Looking at this from a broader industry perspective, what this shows me is that we’ve probably gone about as far as we can on this idea of “satellites as a hardware layer for other hardware”. The situation reminds me of the XKCD comic about standards.
Having so many different standard spacecraft of similar size doesn’t seem like it’s actually helping anybody, and probably isn’t going to lead to great outcomes for either VCs or firms building satellite busses.
I also worry that this is going to make it less likely that new approaches to launching spacecraft will be particularly useful in terms of unlocking the next steps to making humanity a multiplanetary species.
Sure, the increased mass and volume per flight will still count for something.
But if all startups are producing is standardized busses, then I’m not so sure I understand what Starship’s commercial flights will really be enabling for the rest of the industry besides bigger form factors.
We’re quite possibly past the limits of what’s going to generate a venture-scale return in the bus-as-a-business space.
The sooner everybody realizes this and figures out where to go next, the better a state the space startup ecosystem will be in.
In short, I think there needs to be more innovation in space — not just in terms of engineering, but in terms of business models as well.
What does a venture-backable satellite company look like today?
I’m not totally pessimistic on space as a venture-backable category — only on the satellite bus itself. There’s two big themes in the space sector where I see real potential to create the next out-of-this-world space company.
The first theme is that spacecraft with unique sensors and actuators in space will continue to create value on Earth. There are two elements to this.
Optical Earth Observation is saturated, but non-optical EO remains ripe for commercial exploitation because many commercial customers who would pay for the data aren’t yet properly educated about how to extract value from it. The key debate among VCs in this domain right now remains whether vertical integration between the spacecraft operator data analytics provider is a good idea or not. Two startups operating in this space are:
Wyvern Space, which operates spacecraft that capture hyperspectral data, and is also in the analytics business
Umbra Space, which explicitly promises not to enter the data analytics business
Another way to clearly create value on Earth from space is to send things from space to the ground. These might be products manufactured in space on a satellite, or things that are sent to space to await delivery to a particular time and place. Two startups operating in this space are:
Varda Space Industries, which sounds like it’s focused on pharmaceutical R&D
Inversion Space, which seems to be pursuing DoD as an anchor customer
The second theme is that new space technology, or new space applications of current technology, will open up space-centric commercial activities.

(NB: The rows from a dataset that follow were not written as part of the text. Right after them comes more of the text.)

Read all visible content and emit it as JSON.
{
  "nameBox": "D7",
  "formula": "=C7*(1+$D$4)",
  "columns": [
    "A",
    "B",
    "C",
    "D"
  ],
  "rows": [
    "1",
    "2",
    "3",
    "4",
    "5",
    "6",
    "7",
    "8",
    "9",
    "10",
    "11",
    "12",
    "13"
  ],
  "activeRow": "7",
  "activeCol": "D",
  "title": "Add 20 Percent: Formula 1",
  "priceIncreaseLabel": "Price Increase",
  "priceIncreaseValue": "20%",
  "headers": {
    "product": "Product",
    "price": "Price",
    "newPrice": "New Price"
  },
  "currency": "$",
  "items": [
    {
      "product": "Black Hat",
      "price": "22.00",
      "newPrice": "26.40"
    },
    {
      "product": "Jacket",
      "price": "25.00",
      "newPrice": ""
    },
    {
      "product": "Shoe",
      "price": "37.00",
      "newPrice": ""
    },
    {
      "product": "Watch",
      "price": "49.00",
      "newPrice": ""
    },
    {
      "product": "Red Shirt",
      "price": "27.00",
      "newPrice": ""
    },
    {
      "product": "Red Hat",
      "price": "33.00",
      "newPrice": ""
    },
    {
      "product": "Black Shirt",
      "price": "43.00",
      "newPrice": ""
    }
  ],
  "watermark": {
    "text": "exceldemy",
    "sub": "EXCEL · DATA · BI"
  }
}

Some of these technologies are going to rely on new launch technology that’s projected to come online in the next few years, like Starship. Founders are going to literally have to bet the firm on when this technology becomes commercially available to time the market correctly.
An example of a startup actively working on this sort of thing is Astroscale, which is building a satellite to support spacecraft life extension and orbital debris removal.
It is worth keeping in mind that not all of these new technologies are going to be venture-backable; if the bull case time horizon to unicorn status is more than 10 years out, these probably should stay in the R&D lab or pursue other funding sources for now.